Nick, you may get some ideas by checking out fellow member John's web site. John produces some absolutely amazing bird houses, most more like bird hotels!

Extreme Birdhouse


----------



## Nickp (Dec 4, 2012)

DonkeyHody said:


> I don't know nothin about purple martins, but I can tell you this. Birds are addictive. It starts out innocent enough; you're just gonna put up a house for them to live in. Then, you're just gonna put out a little food so they don't have to work quite so hard to make a living. The food gives you a chance to watch them closer and get to know them. Before you know it, the hook is stet deep and you're a certified bird-nut. Next thing you know, you're delaying the purchase of some woodworking tool so you can afford bird food. I tell ya' friend, it's a slippery slope. Me, I don't have it too bad. "I can quit anytime I want to, I just don't want to."


Thanks, Andy...LMAO...got the picture...

Good thing is I won't be doing the checking or counting...I'm in it for the party...I don't even know what a Purple Martin is...I remember Uncle Martin, but he was green as I recall...

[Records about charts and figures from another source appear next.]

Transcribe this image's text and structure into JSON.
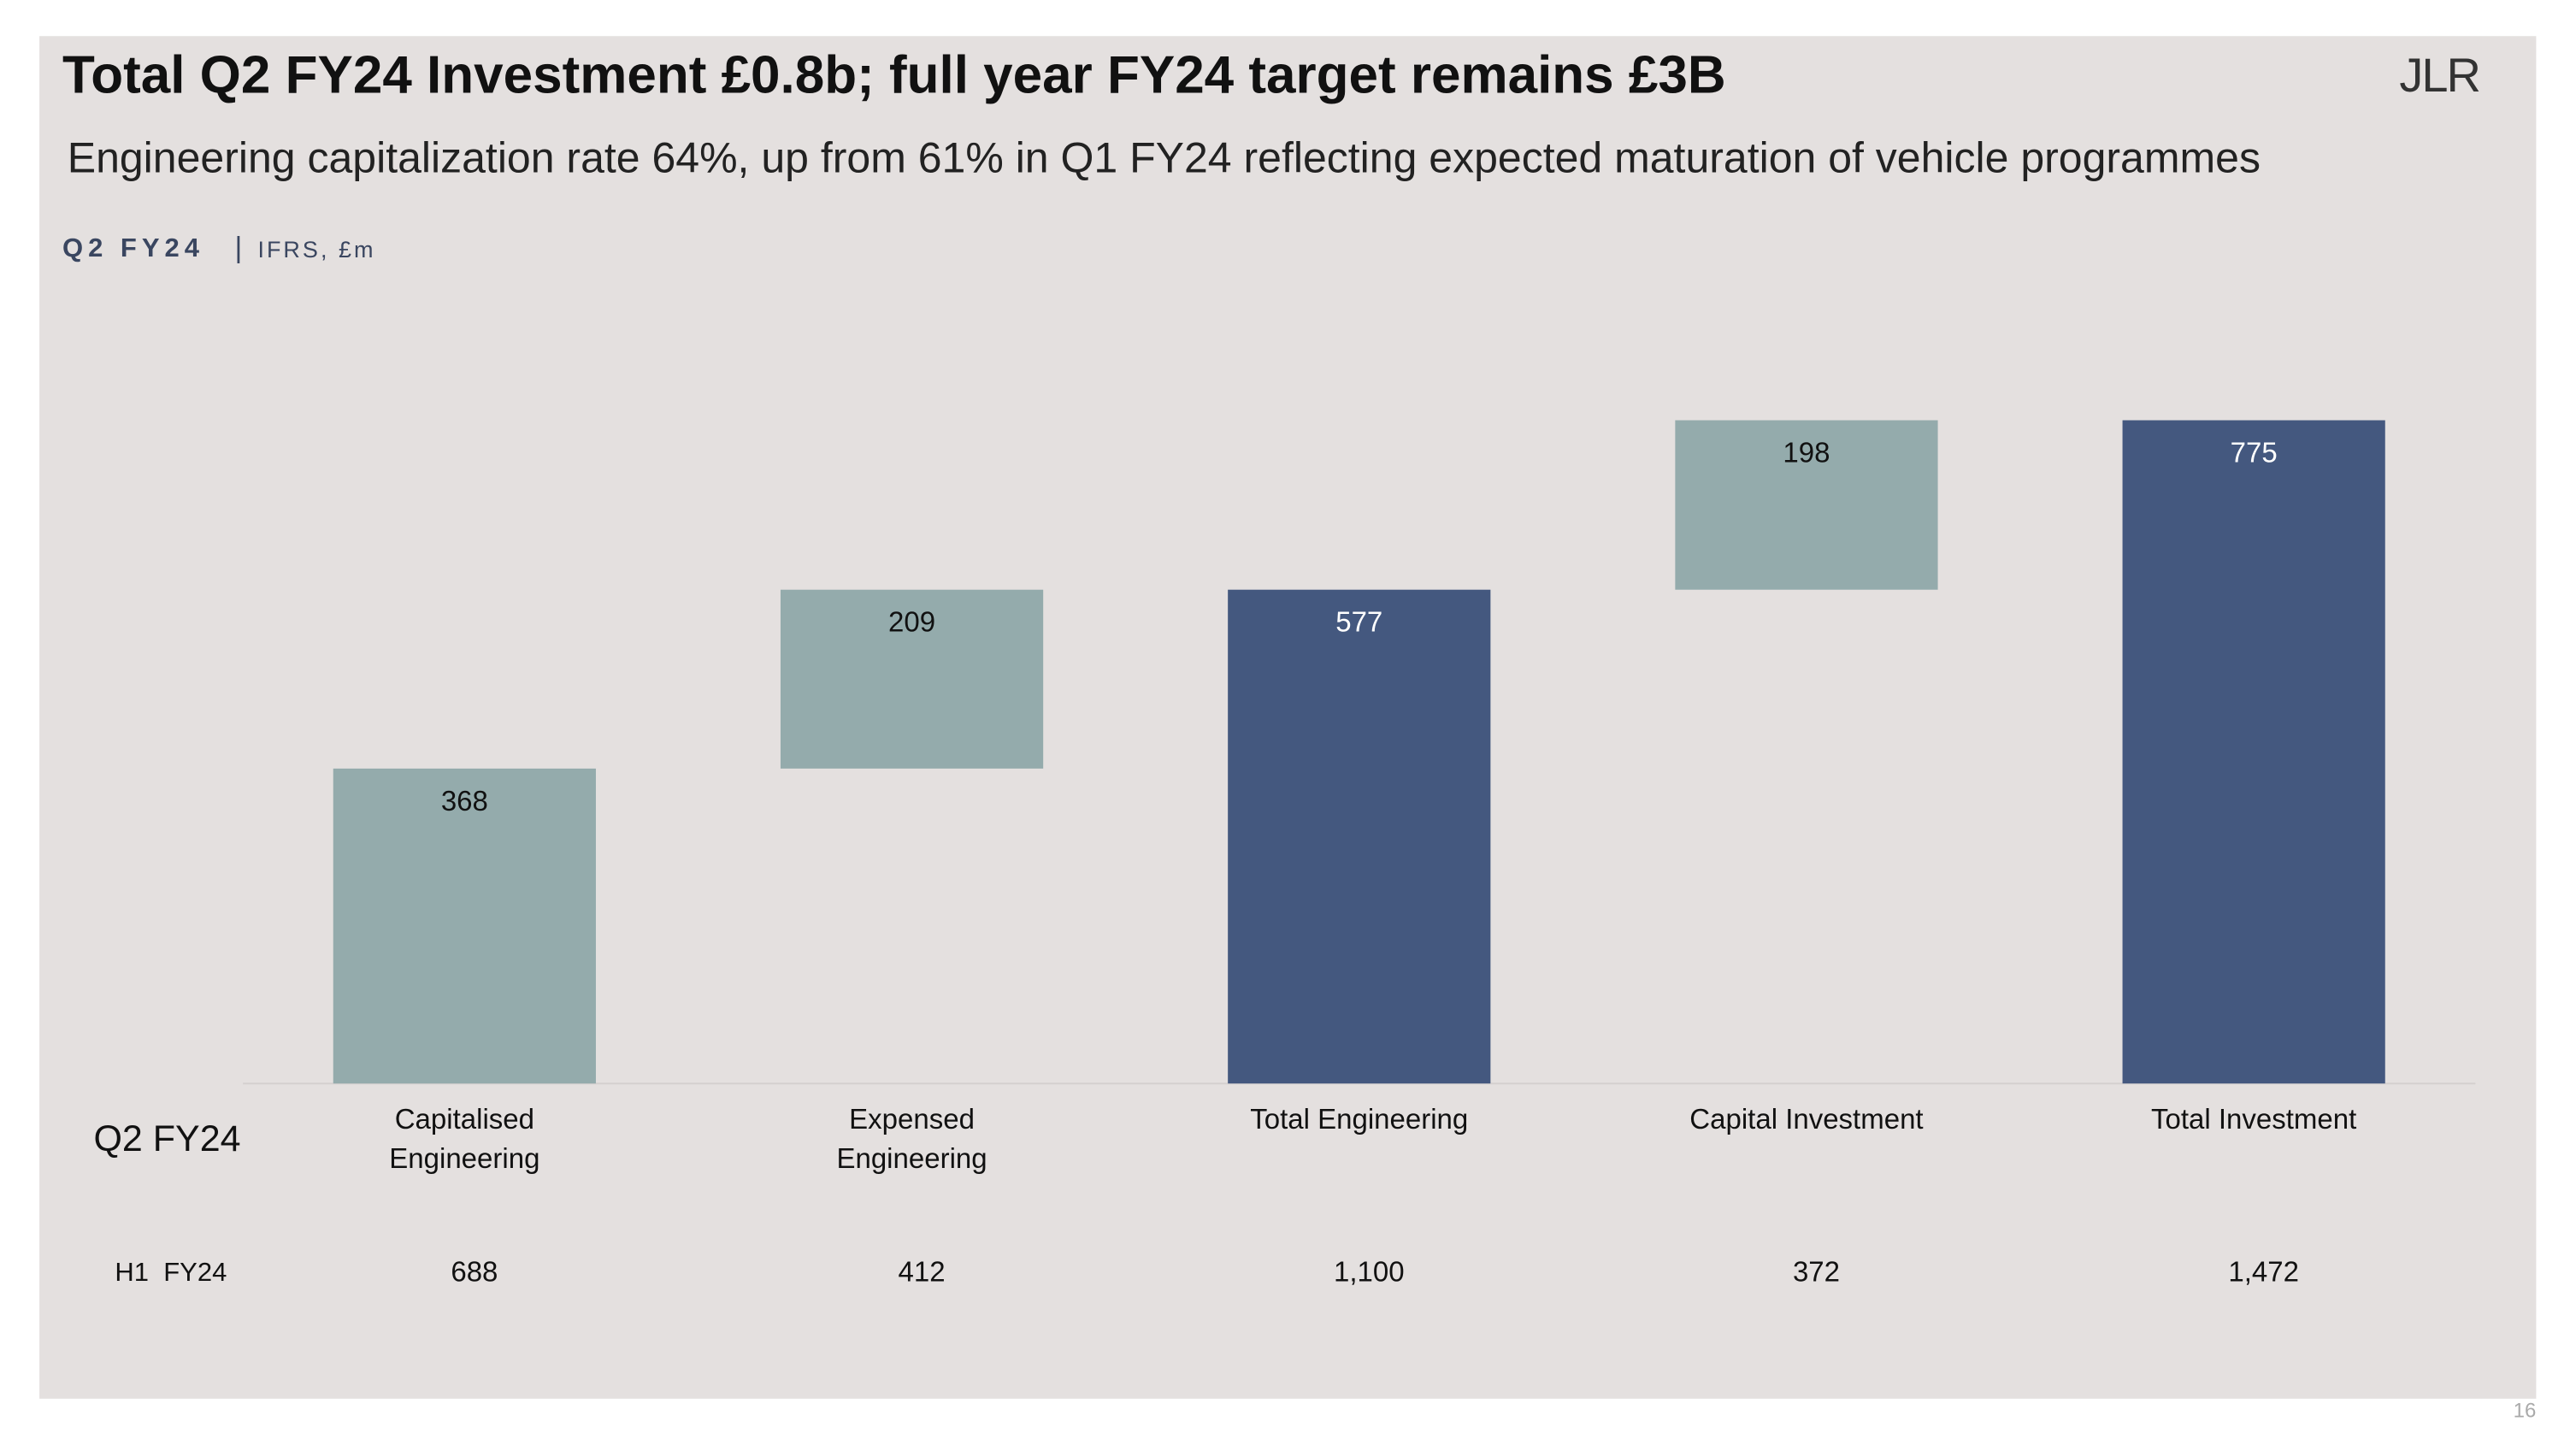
{
  "chart_data": {
    "type": "waterfall",
    "title": "Total Q2 FY24 Investment £0.8b; full year FY24 target remains £3B",
    "subtitle": "Engineering capitalization rate 64%, up from 61% in Q1 FY24 reflecting expected maturation of vehicle programmes",
    "section_label": "Q2 FY24",
    "units": "IFRS, £m",
    "logo": "JLR",
    "page_number": "16",
    "row_label": "Q2 FY24",
    "categories": [
      "Capitalised Engineering",
      "Expensed Engineering",
      "Total Engineering",
      "Capital Investment",
      "Total Investment"
    ],
    "values": [
      368,
      209,
      577,
      198,
      775
    ],
    "measures": [
      "relative",
      "relative",
      "total",
      "relative",
      "total"
    ],
    "color": "#94abac",
    "total_color": "#44587f",
    "h1": {
      "label": "H1  FY24",
      "values": [
        "688",
        "412",
        "1,100",
        "372",
        "1,472"
      ]
    }
  }
}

Warning appreciated...gonna go out and buy a tool just to celebrate...any tool...


----------



## Nickp (Dec 4, 2012)

harrysin said:


> Nick, you may get some ideas by checking out fellow member John's web site. John produces some absolutely amazing bird houses, most more like bird hotels!
> 
> Extreme Birdhouse


Thanks, Harry...they're beautiful...I don't think I'm going quite that far...I still have lots of "gotta-do's" before getting over-involved (reference Andy's slippery slope)...


----------



## DonkeyHody (Jan 22, 2015)

Nickp said:


> Thanks, Andy...LMAO...got the picture...
> 
> Good thing is I won't be doing the checking or counting...I'm in it for the party...I don't even know what a Purple Martin is...I remember Uncle Martin, but he was green as I recall...
> 
> Warning appreciated...gonna go out and buy a tool just to celebrate...any tool...


There ya' go. Better to feed the obsession you already have than to add another.


----------



## Stick486 (Jan 4, 2013)

Nickp said:


> At my yacht club meeting last night we decided to build Purple Martin houses for one of our many social events...
> 
> The idea is to take the next four weeks to build one, show up for house install some Saturday evening, put up the built houses and then go partying...
> 
> ...



good site...
http://www.purplemartin.net/
ventilate the core of the house and every cubby to the core at the top of the back wall of the chubby..
down sloped slats instead of a solid deck... clears rain water/droppings better... 
drain holes in the deck work..
make sure you can lower the house fore cleaning...


----------



## cranbrook2 (Nov 7, 2005)

Nickp said:


> At my yacht club meeting last night we decided to build Purple Martin houses for one of our many social events...
> 
> The idea is to take the next four weeks to build one, show up for house install some Saturday evening, put up the built houses and then go partying...
> 
> ...



A few things about Martins , they don't like being close to people . They will dive down at them if they are close by , Their houses have to be at least 12 ft in the air and need to be clean every year . Their entrance is between 2" - 2 1/4"


----------



## harrysin (Jan 15, 2007)

It's good to hear from you John, I hope that business is booming and that your health is in good shape.


----------